Small videos featuring abstracted bodies, eyes, hands, and arms are interspersed throughout, the legibility of the body coming in and out of focus as the figures move and dance, themselves becoming a human Rorschach.
Oursler’s Optical Timeline
In his Optical Timeline, pictured below, Oursler mixes intricate research with idiosyncratic information in a document spanning hundreds of thousands of years, organized by color.
Tony Oursler (b. 1957, New York, NY; lives and works in New York, NY) is known for his innovative integration of video, sculpture, painting, drawing, and performance.
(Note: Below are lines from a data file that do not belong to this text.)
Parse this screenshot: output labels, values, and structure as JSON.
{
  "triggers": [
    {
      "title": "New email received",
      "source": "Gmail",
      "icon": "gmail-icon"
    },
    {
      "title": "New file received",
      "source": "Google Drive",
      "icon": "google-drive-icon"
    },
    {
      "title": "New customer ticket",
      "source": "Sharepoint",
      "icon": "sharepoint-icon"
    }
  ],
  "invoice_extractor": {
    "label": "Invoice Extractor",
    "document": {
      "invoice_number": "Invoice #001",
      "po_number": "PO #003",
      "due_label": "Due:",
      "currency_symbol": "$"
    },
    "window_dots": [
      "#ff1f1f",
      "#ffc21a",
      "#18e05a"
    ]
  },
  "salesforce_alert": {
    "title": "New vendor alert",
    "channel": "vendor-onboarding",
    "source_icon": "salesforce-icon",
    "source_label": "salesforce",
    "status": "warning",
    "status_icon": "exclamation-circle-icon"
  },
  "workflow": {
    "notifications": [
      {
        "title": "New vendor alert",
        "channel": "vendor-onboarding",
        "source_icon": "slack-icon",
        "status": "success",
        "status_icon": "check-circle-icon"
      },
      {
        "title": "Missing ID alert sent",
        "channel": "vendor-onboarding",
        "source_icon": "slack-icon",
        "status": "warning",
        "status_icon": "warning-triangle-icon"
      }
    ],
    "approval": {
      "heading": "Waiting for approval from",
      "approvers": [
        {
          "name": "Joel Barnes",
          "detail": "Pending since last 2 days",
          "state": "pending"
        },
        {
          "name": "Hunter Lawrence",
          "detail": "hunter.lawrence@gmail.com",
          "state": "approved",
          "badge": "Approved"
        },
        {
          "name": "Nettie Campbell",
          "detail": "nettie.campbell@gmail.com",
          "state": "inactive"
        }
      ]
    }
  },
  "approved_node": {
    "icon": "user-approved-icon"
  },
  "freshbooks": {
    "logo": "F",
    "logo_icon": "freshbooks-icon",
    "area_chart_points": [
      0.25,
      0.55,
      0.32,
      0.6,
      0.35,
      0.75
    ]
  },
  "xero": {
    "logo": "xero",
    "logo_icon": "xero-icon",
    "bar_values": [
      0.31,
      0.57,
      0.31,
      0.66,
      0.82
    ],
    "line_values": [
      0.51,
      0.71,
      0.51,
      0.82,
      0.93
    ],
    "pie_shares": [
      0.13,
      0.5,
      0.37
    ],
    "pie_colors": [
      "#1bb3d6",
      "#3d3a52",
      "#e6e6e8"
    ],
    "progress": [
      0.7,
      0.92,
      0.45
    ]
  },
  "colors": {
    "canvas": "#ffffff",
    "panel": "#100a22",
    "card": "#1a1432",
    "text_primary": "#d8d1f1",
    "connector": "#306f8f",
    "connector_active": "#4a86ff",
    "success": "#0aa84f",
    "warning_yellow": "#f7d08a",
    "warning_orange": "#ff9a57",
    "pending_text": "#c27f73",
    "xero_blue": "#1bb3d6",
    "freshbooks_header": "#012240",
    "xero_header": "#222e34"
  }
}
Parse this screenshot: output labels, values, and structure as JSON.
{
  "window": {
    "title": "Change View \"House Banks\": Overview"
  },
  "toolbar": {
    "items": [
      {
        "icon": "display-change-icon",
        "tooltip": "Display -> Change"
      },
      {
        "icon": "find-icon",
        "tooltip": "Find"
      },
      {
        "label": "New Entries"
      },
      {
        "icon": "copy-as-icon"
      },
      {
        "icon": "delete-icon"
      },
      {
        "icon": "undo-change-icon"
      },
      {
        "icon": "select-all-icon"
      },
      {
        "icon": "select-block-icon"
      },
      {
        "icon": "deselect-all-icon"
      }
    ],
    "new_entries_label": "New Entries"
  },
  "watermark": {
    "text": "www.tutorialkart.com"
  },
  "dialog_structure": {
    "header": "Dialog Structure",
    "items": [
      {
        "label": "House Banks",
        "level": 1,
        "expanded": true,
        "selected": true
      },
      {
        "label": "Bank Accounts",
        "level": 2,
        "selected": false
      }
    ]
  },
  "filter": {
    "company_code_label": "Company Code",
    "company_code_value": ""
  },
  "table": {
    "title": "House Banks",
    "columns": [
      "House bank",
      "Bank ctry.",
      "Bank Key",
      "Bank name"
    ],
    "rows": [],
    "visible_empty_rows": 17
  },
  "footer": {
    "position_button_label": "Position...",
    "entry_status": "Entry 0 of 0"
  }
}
A pioneering figure in new media since the 1970s, Oursler has developed unique methods of incorporating video elements into paintings, drawings, sculpture, and installations. At the center of Oursler’s highly research-based practice is his interest in the lasting effect technology has on humanity and an exploration of the boundaries between technology, nature, and culture. Inspired by pop culture and its references to urban legends, fables, modern folk tales, science fiction, the occult, and spirituality, he creates sophisticated narratives that ask us to question the veracity of information we have long taken at face value. Oursler combines these and countless other references to obscure histories in order to inspect how we learn and explore, and asks us to question the truths that shape our world.